I recently had the opportunity to visit a local non-profit organization that works with local craftswomen. Tumben kinam encourages female entrepreneurship by helping individual women and cooperatives develop their products by coaching them on what type of merchandise sells in the modern market. They encourage women who have a skill for embroidery to produce handbags, coin purses, eyeglass cases and t-shirts in addition to the traditional hupil. Such products tend to appeal to the western tourist market present in the Yucatan, and allow the merchandise the flexibility to be exported to the United States and Europe, where they bring a higher price.

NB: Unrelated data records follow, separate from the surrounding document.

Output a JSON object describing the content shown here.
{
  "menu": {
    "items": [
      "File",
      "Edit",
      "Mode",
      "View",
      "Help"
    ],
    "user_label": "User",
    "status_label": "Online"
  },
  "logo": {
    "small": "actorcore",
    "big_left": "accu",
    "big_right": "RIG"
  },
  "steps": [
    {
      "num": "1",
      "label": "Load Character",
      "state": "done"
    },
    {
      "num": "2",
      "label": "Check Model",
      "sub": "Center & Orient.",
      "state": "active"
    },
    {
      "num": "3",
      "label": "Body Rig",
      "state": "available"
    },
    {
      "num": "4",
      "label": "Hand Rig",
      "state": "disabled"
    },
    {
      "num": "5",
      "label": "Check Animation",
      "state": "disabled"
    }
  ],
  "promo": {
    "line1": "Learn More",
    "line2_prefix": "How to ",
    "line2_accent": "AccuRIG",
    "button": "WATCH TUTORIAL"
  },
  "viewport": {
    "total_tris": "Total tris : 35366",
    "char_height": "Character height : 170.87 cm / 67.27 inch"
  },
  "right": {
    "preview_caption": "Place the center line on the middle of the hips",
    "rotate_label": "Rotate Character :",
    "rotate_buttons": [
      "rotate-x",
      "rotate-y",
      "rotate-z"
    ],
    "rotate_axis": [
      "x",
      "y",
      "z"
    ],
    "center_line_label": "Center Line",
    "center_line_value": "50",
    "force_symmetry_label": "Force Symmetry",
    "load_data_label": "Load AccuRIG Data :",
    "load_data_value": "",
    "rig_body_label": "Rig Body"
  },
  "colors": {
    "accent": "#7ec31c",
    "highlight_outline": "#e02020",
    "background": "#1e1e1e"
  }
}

Tumben kinam, directed by Sra. Sylvia Teran, also helps link the women with venders, one of which is the government-backed Casa de las Artesanias. Established in 1978, the project seeks to rescue and preserve indigenous craftsmanship by maintaining a market for traditional crafts. The organization stocks large stores in most major cities in Mexico with ware from local artesans. Casa de las Artesanias keeps two shops in Merida, one in the Centro and another on the Paseo Montejo. Featured in several guidebooks, these stores are the ideal starting point for those interested in artesanal crafts.
The work of local craftspeople is a daily sighting in Merida. From hupil-clad Mayan women on the bus to hammocks swinging on porches to woven Sisal shopping bags in the Supermarket, one is constantly reminded of the presence of Mayan culture in the Yucatan. Indigenous crafts therefore is one of the essential points of culture in the Mexican Yucatan.